Market update: Optimism fizzles out as Fed backtracks and Iran seizes UK tanker, EU at crossroads

22 Jul

by Mihály Tatár

 

Good Morning!

 

  • The optimism fizzled out by the end of the week, as James Bullard – the most dovish Fed policy maker – downplayed the possibility of an aggressive easing cycle, there were no real developments in the US-China trade talks, and, of course, with Iran seizing the UK oil tanker Stena Impero (SPX -0.62%, Nasdaq -0.74%, Nikkei -0.42%, Hang Seng -0.77%).

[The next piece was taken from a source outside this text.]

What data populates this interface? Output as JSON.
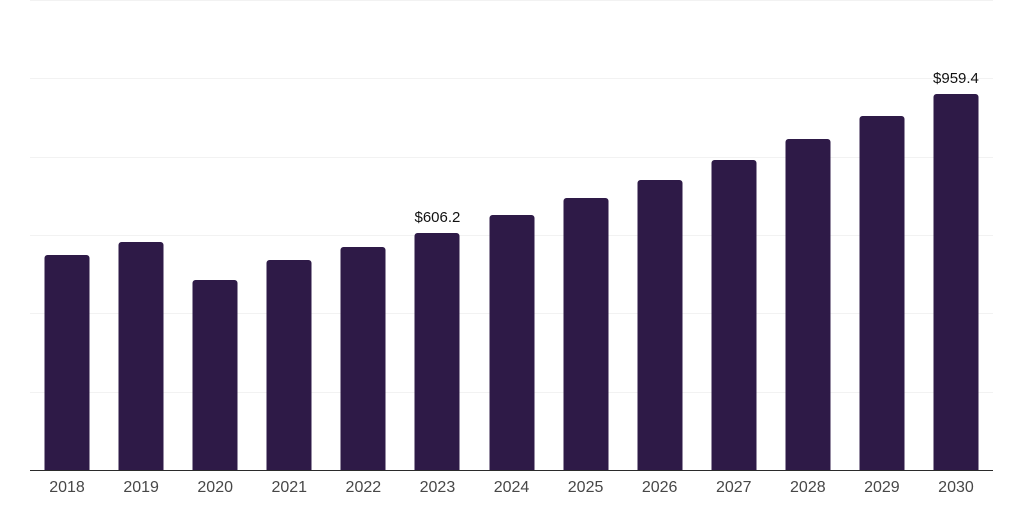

Safe haven currencies, naturally, rallied (EURUSD 1.1215, EURCHF 1.1010) – the Dollar was also helped by traders waiting for this Thursday’s ECB meeting with very high expectations on easing commitments -, and oil prices were bid (WTI 56.20,  Brent 63.50 USD), despite the media reports that tankers were offloading millions and millions of barrels of Iranian oil into Chinese storage tanks, with the potential of pressuring oil prices when used later. (Note that geopolitically, the storming of the British tanker creates an unprecedented situation: The UK leadership of Theresa May managed to humiliate itself within 24 hours – first it was talking about ’serious consequences’ and then very quickly about ’the need of de-escalating the situation’, which doesn’t bode well for the future of peaceful global shipping. Just imagine what Thatcher had done by now. Germany and France, which worked so hard to protect Iran from the US sanctions, realized the impossibility of their position and started to backtrack, condemning Teheran – good luck with the new payment vehicle and all the stuff – and expressing ’solidarity’ with the UK. /Where is the EU army? The UK is still an EU member./ And from Washington, the silence was screaming, clearly this crisis was not expected after the diplomatic good news last week  – altough, as analysts point out, somebody evaporated an entire Iranian militia base in Iraq in a drone attack on Friday, a first action of its kind, which was maybe a message.)

 

  • Regional currencies gave back some of the gains but generally remained quiet (EURCZK 25.54, EURPLN 4.253, EURHUF 325.25), but while all the attention was on what Draghi can or can not do before he leaves (cutting rates again? for what end? buy bonds? maybe Italian bonds? that’s Lagarde’s job), there were two much more important developments: 1. The EU’s publicly almost unknown, but powerful puppet-master, Martin Selmayr, left, leaving a huge wide hole in the EU machinery. (This never-elected official was the godfather in Brussels, without his approval nothing could happen, let it be a position on Brexit, handling the Greek debt crisis or even setting mobile operator roaming fees. He was the main ’example target’ of Nigel Farage during the Brexit campaign, by the way, where, you know, Remain supposedly lost because young people didn’t vote. One can only guess what happened – maybe Ursula von der Leyen didn’t want such a powerful person near her, or maybe, he was just given a new job we don’t yet know about.)  2. EU officials leaked their plan regarding the US-EU trade conflict, and it doesn’t sound good at all: Trump will surely not risk the 2020 election by starting another trade war front (?), so let’s play for time and slow down the current talks as much as possible, giving unimportant concessions here and there. In 2020 there should be a ’reset in trans-Atlantic relations’, meaning, he will surely lose. (No comment really. Prepare for the worst. If you thought Brexit was a mess, you haven’t seen anything yet.)